Methylene Blue sounds less like a wellness supplement and more like something leaked from a government laboratory. Which, honestly, may be part of the appeal.
First developed in 1876 as a fabric dye, MB became one of the first synthetic drugs in medical history — used to treat malaria before penicillin existed, listed by the WHO as an essential medicine today, and backed by over 18,000 published studies on PubMed. And yet here we are, in 2024, with biohackers dropping it under their tongues and posting pictures of their blue tongues on social media.
How did a Victorian fabric dye end up in the supplement stacks of Silicon Valley and professional MMA fighters?
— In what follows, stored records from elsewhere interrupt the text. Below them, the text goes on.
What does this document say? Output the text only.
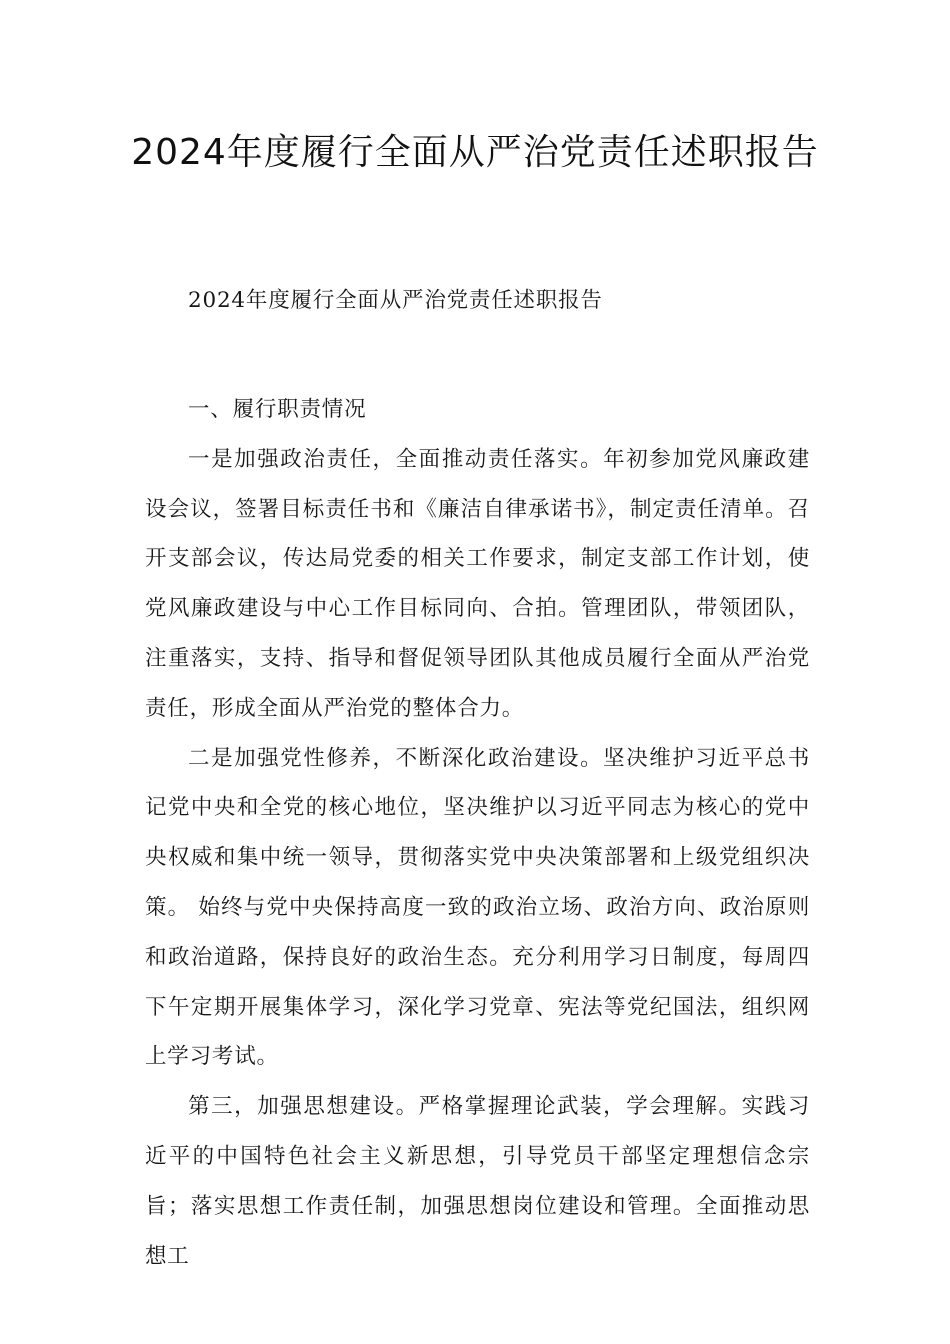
2024年度履行全面从严治党责任述职报告

2024年度履行全面从严治党责任述职报告

一、履行职责情况

一是加强政治责任，全面推动责任落实。年初参加党风廉政建设会议，签署目标责任书和《廉洁自律承诺书》，制定责任清单。召开支部会议，传达局党委的相关工作要求，制定支部工作计划，使党风廉政建设与中心工作目标同向、合拍。管理团队，带领团队，注重落实，支持、指导和督促领导团队其他成员履行全面从严治党责任，形成全面从严治党的整体合力。

二是加强党性修养，不断深化政治建设。坚决维护习近平总书记党中央和全党的核心地位，坚决维护以习近平同志为核心的党中央权威和集中统一领导，贯彻落实党中央决策部署和上级党组织决策。 始终与党中央保持高度一致的政治立场、政治方向、政治原则和政治道路，保持良好的政治生态。充分利用学习日制度，每周四下午定期开展集体学习，深化学习党章、宪法等党纪国法，组织网上学习考试。

第三，加强思想建设。严格掌握理论武装，学会理解。实践习近平的中国特色社会主义新思想，引导党员干部坚定理想信念宗旨；落实思想工作责任制，加强思想岗位建设和管理。全面推动思想工
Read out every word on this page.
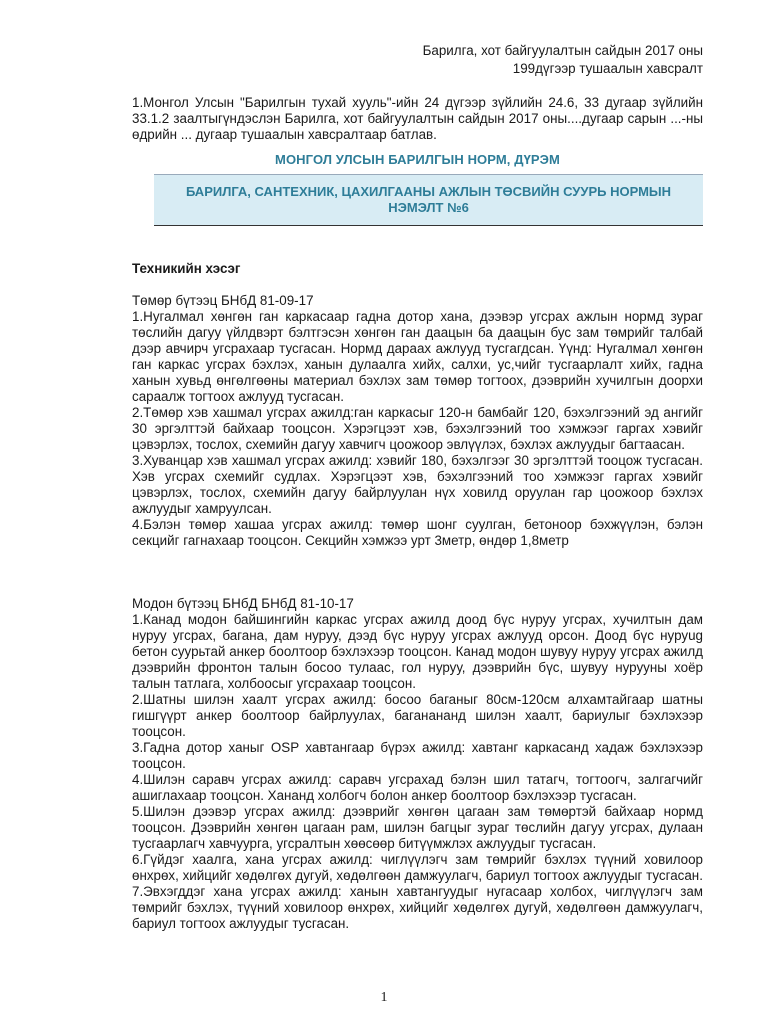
Барилга, хот байгуулалтын сайдын 2017 оны
199дүгээр тушаалын хавсралт
1.Монгол Улсын "Барилгын тухай хууль"-ийн 24 дүгээр зүйлийн 24.6, 33 дугаар зүйлийн 33.1.2 заалтыгүндэслэн Барилга, хот байгуулалтын сайдын 2017 оны....дугаар сарын ...-ны өдрийн ... дугаар тушаалын хавсралтаар батлав.
МОНГОЛ УЛСЫН БАРИЛГЫН НОРМ, ДҮРЭМ
БАРИЛГА, САНТЕХНИК, ЦАХИЛГААНЫ АЖЛЫН ТӨСВИЙН СУУРЬ НОРМЫН НЭМЭЛТ №6
Техникийн хэсэг

Төмөр бүтээц БНбД 81-09-17

1.Нугалмал хөнгөн ган каркасаар гадна дотор хана, дээвэр угсрах ажлын нормд зураг төслийн дагуу үйлдвэрт бэлтгэсэн хөнгөн ган даацын ба даацын бус зам төмрийг талбай дээр авчирч угсрахаар тусгасан. Нормд дараах ажлууд тусгагдсан. Үүнд: Нугалмал хөнгөн ган каркас угсрах бэхлэх, ханын дулаалга хийх, салхи, ус,чийг тусгаарлалт хийх, гадна ханын хувьд өнгөлгөөны материал бэхлэх зам төмөр тогтоох, дээврийн хучилгын доорхи сараалж тогтоох ажлууд тусгасан.

2.Төмөр хэв хашмал угсрах ажилд:ган каркасыг 120-н бамбайг 120, бэхэлгээний эд ангийг 30 эргэлттэй байхаар тооцсон. Хэрэгцээт хэв, бэхэлгээний тоо хэмжээг гаргах хэвийг цэвэрлэх, тослох, схемийн дагуу хавчигч цоожоор эвлүүлэх, бэхлэх ажлуудыг багтаасан.

3.Хуванцар хэв хашмал угсрах ажилд: хэвийг 180, бэхэлгээг 30 эргэлттэй тооцож тусгасан. Хэв угсрах схемийг судлах. Хэрэгцээт хэв, бэхэлгээний тоо хэмжээг гаргах хэвийг цэвэрлэх, тослох, схемийн дагуу байрлуулан нүх ховилд оруулан гар цоожоор бэхлэх ажлуудыг хамруулсан.

4.Бэлэн төмөр хашаа угсрах ажилд: төмөр шонг суулган, бетоноор бэхжүүлэн, бэлэн секцийг гагнахаар тооцсон. Секцийн хэмжээ урт 3метр, өндөр 1,8метр

Модон бүтээц БНбД БНбД 81-10-17

1.Канад модон байшингийн каркас угсрах ажилд доод бүс нуруу угсрах, хучилтын дам нуруу угсрах, багана, дам нуруу, дээд бүс нуруу угсрах ажлууд орсон. Доод бүс нуруug бетон суурьтай анкер боолтоор бэхлэхээр тооцсон. Канад модон шувуу нуруу угсрах ажилд дээврийн фронтон талын босоо тулаас, гол нуруу, дээврийн бүс, шувуу нурууны хоёр талын татлага, холбоосыг угсрахаар тооцсон.

2.Шатны шилэн хаалт угсрах ажилд: босоо баганыг 80см-120см алхамтайгаар шатны гишгүүрт анкер боолтоор байрлуулах, баганананд шилэн хаалт, бариулыг бэхлэхээр тооцсон.

3.Гадна дотор ханыг OSP хавтангаар бүрэх ажилд: хавтанг каркасанд хадаж бэхлэхээр тооцсон.

4.Шилэн саравч угсрах ажилд: саравч угсрахад бэлэн шил татагч, тогтоогч, залгагчийг ашиглахаар тооцсон. Хананд холбогч болон анкер боолтоор бэхлэхээр тусгасан.

5.Шилэн дээвэр угсрах ажилд: дээврийг хөнгөн цагаан зам төмөртэй байхаар нормд тооцсон. Дээврийн хөнгөн цагаан рам, шилэн багцыг зураг төслийн дагуу угсрах, дулаан тусгаарлагч хавчуурга, угсралтын хөөсөөр битүүмжлэх ажлуудыг тусгасан.

6.Гүйдэг хаалга, хана угсрах ажилд: чиглүүлэгч зам төмрийг бэхлэх түүний ховилоор өнхрөх, хийцийг хөдөлгөх дугуй, хөдөлгөөн дамжуулагч, бариул тогтоох ажлуудыг тусгасан.

7.Эвхэгддэг хана угсрах ажилд: ханын хавтангуудыг нугасаар холбох, чиглүүлэгч зам төмрийг бэхлэх, түүний ховилоор өнхрөх, хийцийг хөдөлгөх дугуй, хөдөлгөөн дамжуулагч, бариул тогтоох ажлуудыг тусгасан.

1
The answer is mitochondria.
This book covers: — What Methylene Blue actually is and how it works — The science behind the cognitive and energy claims (real, but more modest than the hype) — Why most MB sold online is NOT pharmaceutical grade — and why that matters — How to dose safely, starting with one drop — The trick that makes the blue disappear entirely (ascorbic acid — you're welcome) — The serotonin syndrome risk nobody talks about — MB combined with red light therapy — and the cancer research connection — The honest case against MB, written by someone who still takes it
No guru energy. No sponsored content. No pretending this is a miracle.
Just honest information from someone who went down the rabbit hole, took careful notes, and came back to tell you what's actually there.
Your pee will be blue. But now at least you'll know why.